El primer pensamiento que tuve cuando escuché hablar al Segundo Príncipe fue que su voz era menos grave de lo que me había imaginado. Me esperaba la típica voz que se tiene cuando uno se acaba de despertar, está medio dormido y lleva horas sin utilizar las cuerdas vocales.
Pero no, la voz del príncipe no era así. Era la voz de un hombre normal, uno que, además, estaba acostumbrado a hablar durante bastante tiempo. Un hombre versado en el arte de la persuasión, como su madre, la reina Soleil.
Sí, quizás su voz estaba mejor catalogada como 'voz persuasiva'.
Nos presentaron oficialmente un día antes de partir, en el evento que la reina personalmente organizó para mi despedida. Por primera vez en dos años, el Segundo Príncipe hizo su aparición, llevándose toda la atención por parte de los nobles.
Había vuelto con veintitrés años y con muchísima más masa muscular que la que tenía con veinte. También habían desaparecido sus granos y su largo pelo rizado, el cual ahora llevaba peinado en una especie de tupé hacia atrás. El color rubio de su cabello se había aclarado, rozando el dorado. Incluso las expresiones de su rostro no eran las mismas. Ahora era capaz de adoptar una máscara sonriente, lo suficientemente agradable como para que la gente se le acercara a saludar, aunque cuando creía que nadie le estaba mirando –nadie excepto yo, que estaba llevando a cabo un arduo estudio sobre mi acompañante– su cara volvía a cambiar y esbozaba una mueca seria y aburrida, como si todo este jolgorio no fuera con él.
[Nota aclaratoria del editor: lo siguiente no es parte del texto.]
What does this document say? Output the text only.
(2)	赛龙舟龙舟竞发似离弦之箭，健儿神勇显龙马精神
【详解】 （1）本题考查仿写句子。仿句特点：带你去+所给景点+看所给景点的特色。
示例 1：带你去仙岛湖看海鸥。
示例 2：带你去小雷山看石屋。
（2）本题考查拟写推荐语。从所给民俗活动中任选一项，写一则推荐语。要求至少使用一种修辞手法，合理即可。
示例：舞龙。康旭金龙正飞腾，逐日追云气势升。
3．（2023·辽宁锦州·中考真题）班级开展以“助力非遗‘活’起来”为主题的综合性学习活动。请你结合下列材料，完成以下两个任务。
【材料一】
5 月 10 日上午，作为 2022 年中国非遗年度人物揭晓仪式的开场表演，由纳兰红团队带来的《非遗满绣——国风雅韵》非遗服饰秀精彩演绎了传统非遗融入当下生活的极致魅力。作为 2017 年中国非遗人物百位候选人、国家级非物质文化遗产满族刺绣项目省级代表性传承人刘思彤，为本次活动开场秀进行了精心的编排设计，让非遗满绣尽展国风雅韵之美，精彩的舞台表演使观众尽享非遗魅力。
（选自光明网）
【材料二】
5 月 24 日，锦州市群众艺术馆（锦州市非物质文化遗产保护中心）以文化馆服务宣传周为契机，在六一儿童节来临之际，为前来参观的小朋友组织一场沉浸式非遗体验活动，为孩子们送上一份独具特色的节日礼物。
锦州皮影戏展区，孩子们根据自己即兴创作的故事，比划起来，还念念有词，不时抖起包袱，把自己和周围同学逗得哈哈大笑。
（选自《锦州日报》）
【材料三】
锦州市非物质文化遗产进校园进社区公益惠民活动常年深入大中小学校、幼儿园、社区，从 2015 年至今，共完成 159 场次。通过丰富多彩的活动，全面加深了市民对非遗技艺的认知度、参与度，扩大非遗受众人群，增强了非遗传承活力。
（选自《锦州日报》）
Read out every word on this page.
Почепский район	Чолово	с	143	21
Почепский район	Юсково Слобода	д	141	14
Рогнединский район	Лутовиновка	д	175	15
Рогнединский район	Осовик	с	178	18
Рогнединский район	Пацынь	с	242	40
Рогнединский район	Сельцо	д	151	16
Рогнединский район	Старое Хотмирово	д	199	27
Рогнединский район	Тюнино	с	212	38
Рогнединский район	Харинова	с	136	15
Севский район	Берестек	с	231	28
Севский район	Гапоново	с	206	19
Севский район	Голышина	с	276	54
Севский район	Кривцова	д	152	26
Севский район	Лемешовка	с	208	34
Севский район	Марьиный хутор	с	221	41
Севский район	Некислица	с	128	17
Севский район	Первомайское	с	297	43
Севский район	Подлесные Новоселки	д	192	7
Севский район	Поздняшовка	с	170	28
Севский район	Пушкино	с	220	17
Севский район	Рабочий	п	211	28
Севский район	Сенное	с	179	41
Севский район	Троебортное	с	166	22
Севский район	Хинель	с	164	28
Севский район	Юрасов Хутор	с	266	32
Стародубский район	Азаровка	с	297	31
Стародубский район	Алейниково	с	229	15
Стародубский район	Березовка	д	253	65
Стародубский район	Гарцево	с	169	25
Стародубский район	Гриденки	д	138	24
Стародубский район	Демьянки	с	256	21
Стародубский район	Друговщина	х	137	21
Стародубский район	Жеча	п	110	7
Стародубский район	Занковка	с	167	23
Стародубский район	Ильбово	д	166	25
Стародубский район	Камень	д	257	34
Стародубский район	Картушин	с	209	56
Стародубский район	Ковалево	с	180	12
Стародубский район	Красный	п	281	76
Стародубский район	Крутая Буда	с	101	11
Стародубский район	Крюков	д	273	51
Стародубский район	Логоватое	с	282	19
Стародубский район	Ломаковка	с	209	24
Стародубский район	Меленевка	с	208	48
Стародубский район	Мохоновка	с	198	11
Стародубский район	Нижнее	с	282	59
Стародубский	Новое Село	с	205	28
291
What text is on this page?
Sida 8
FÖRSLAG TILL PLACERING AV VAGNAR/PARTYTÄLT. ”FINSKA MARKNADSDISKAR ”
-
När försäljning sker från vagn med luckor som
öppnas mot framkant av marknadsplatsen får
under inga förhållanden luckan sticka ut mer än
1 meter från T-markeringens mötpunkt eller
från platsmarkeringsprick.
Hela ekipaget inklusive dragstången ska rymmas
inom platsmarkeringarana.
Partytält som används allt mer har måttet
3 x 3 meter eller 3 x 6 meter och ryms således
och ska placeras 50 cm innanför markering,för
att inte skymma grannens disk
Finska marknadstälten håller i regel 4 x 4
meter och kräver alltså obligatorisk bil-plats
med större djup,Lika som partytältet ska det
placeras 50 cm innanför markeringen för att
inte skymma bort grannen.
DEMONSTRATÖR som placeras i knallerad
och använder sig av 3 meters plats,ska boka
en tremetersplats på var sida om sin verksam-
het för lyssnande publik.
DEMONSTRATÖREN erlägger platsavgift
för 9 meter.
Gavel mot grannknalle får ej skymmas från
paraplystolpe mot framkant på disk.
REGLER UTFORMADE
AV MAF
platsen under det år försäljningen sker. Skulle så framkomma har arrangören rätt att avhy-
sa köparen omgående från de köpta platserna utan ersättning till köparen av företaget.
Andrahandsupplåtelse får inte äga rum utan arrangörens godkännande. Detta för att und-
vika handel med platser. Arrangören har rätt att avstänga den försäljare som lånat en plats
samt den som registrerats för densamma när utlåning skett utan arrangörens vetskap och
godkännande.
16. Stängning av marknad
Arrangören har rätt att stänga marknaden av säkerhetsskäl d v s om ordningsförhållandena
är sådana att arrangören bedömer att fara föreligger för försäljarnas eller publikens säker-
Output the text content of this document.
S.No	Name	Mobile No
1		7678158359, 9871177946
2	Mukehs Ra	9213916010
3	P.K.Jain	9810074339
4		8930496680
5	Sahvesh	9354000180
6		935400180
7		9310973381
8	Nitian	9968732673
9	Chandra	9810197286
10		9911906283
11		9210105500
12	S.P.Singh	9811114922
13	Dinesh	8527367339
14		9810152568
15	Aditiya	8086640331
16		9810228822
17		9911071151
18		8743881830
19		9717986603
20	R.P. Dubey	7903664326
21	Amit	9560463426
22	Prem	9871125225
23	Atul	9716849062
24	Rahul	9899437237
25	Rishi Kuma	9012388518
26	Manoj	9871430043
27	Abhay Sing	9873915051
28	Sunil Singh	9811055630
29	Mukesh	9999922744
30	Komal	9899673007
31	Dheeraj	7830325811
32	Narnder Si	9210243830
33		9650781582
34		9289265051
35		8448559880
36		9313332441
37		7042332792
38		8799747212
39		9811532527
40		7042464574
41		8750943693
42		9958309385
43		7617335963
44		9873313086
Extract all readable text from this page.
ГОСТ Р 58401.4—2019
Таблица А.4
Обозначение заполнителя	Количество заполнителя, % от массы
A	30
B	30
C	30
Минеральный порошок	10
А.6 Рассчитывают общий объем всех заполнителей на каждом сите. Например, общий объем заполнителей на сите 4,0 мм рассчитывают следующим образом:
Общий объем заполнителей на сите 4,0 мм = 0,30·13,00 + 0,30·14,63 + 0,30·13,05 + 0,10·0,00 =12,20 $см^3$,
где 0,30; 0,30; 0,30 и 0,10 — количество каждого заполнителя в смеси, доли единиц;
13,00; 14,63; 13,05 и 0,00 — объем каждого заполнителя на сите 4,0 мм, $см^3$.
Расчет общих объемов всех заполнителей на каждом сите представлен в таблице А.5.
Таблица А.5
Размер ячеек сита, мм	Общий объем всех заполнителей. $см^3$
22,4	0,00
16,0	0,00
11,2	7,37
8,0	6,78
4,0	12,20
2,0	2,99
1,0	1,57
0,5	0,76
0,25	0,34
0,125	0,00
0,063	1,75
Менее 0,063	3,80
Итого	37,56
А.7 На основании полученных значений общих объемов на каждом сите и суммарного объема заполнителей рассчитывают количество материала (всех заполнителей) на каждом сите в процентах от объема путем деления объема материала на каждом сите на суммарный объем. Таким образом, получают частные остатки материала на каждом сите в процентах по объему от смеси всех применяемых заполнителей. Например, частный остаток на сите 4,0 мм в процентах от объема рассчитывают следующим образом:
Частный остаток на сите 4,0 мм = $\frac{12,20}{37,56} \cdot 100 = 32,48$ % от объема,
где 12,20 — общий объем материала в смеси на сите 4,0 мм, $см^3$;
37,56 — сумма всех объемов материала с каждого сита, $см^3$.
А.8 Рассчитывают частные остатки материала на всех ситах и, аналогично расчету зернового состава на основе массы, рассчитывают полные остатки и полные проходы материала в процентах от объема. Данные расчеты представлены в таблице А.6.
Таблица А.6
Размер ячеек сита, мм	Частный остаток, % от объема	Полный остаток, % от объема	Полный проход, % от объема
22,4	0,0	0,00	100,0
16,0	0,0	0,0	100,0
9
Creo que su impresión sobre mí no fue muy buena. O, al menos, no le interesé más que el resto de damas. La única diferencia entre ellas y yo era que yo iba a viajar con el príncipe, mientras que ellas se iban a quedar en sus casas, a salvo. Quitando ese detalle, para el príncipe yo era igual que ellas.
Me pregunté si me comparó en algún momento con las chicas a las que ya había acompañado –un total de dos, tres contándome a mí. Seguramente, todas le habían parecido iguales: ricas, mimadas, quejicas, delicadas y cabeza huecas. Bueno, esa era la imagen que yo también daba, así que no debí de sorprenderle mucho. El único destello de disconformidad que pude encontrar en sus ojos fue cuando se enteró del cambio de planes que yo había medio exigido a hacer.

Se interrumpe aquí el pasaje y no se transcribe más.